If, Then, Maybe: Merrill Lynch sees oil approaching $100 a barrel towards the end of 2010, if the recession ends and if the global economy grows at a 4.2% rate. This assumes, also, that the dollar falls further. Well, one out of three's a start.
Hard Winter: Funding for local support agencies is decreasing just in time to create shortfalls in their ability to help the unemployed pay their heating bills this winter. A decline in some heating fuel prices is more than offset by the increase in families suffering from lost jobs and long-term unemployment.
Where There's Fire, There's Smoke: After months of indifference to China's hinting about a new reserve currency, an un-sourced tale about the Gulf oil states joining in secret talks with Russia, Japan and France to replace the US Dollar with a basket of their currencies in trading oil certainly drew a chorus of loud denials. Nope, nothing to see here. Move along.
Forward Peaking: When the economy eventually crawls out of the current hole, the current lack of investment will guarantee short supplies and rapidly rising prices for commodities in general and petroleum in particular. You read it here, again.
Double, then Nothing: Scientists say that a 3.6ºF (2ºC) rise in global temperature is the maximum tolerable if we are to avert catastrophic climate change. They also say that 6.3ºF (3.5ºC) rise is guaranteed even if the politicians' mendacious promises to reduce carbon emissions were kept – which they won't be.
Seperate Realities: Nouriel Roubini has noticed that the real economy is not recovering, and that the world of finance has run off to some deluded version of the future. This, he suggests, will not end well.
Try This At Home: Sit on the floor, lean over and see how far beyond your toes you can reach. Seems to have something to do with arterial flexibility and more is better.
Trapped: Here's the problem. The New York Fed has long since been captured by Wall Street, so the Fed's worries about its independence are a tad disingeneous. Not to put too fine a point on things, but their financial lords do not want to have the political hacks ruining a good thing – they've got their own pet central bank and want to keep it that way.
First of Three? Apartment vacancies have hit a 30 year high; can commercial office space and retail real estate be far behind? And vacancies lead to lower rents. Sounds a lot like a deflationary spiral, doesn't it?
Headline: Aquacalypse Now - The End of Fish. It's just what you think it is. A depressing account of how the usual suspects have decimated fish stocks and poisoned the oceans. Things like: “In the past 50 years, we have reduced the populations of large commercial fish, such as bluefin tuna, cod, and other favorites, by a staggering 90 percent.” You, by the way, are one of those 'usual suspects'.

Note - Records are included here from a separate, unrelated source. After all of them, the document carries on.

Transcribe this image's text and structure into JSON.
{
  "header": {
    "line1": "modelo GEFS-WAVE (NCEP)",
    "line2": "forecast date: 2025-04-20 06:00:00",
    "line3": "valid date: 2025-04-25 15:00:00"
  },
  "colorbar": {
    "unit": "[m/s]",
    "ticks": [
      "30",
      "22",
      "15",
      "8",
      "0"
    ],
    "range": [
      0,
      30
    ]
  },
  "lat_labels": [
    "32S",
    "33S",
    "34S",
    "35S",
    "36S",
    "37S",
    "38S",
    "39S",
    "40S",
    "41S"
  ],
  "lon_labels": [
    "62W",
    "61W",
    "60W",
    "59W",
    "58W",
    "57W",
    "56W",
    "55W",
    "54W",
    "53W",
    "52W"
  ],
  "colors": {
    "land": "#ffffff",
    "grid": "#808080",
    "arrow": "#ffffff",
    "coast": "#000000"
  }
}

Cookie Jar: The bankers are no longer satisfied with reasonable earnings, low but solid, such as they were earning on ETFs. So they came up with a series of ETFs based on derivatives of the underlying commodities. Then they hedged the derivatives. And traded options on the hedged derivatives. And the bankers deserve higher fees for managing these exotica, right? What could possibly go wrong?
Outsourcing: India's coal monopoly expects to soon finalize acquisition of a coal mine in Australia. It is also seeking to buy or sign long-term contracts with coal mines in the US, South Africa, Indonesia and Australia.
Proofreading: The Conservative Bible Project is editing the Bible to remove God's liberal bias. Out goes forgiveness and turning the other cheek, in with profiteering and commerce in the Temple. Father forgive them, for they are a bunch of kooks.
Opinions: For months Bernanke has been assuring everyone that the Fed will continue the easy money policies for as long as they are needed and then, at the very last moment before hyperinflation starts, quickly wean the economy from government support. Roubini says he can't do it. The coming deflationary spiral will make this speculation quaintly academic.
Porn O'Graph: Longer and deeper...the unemployment mantra.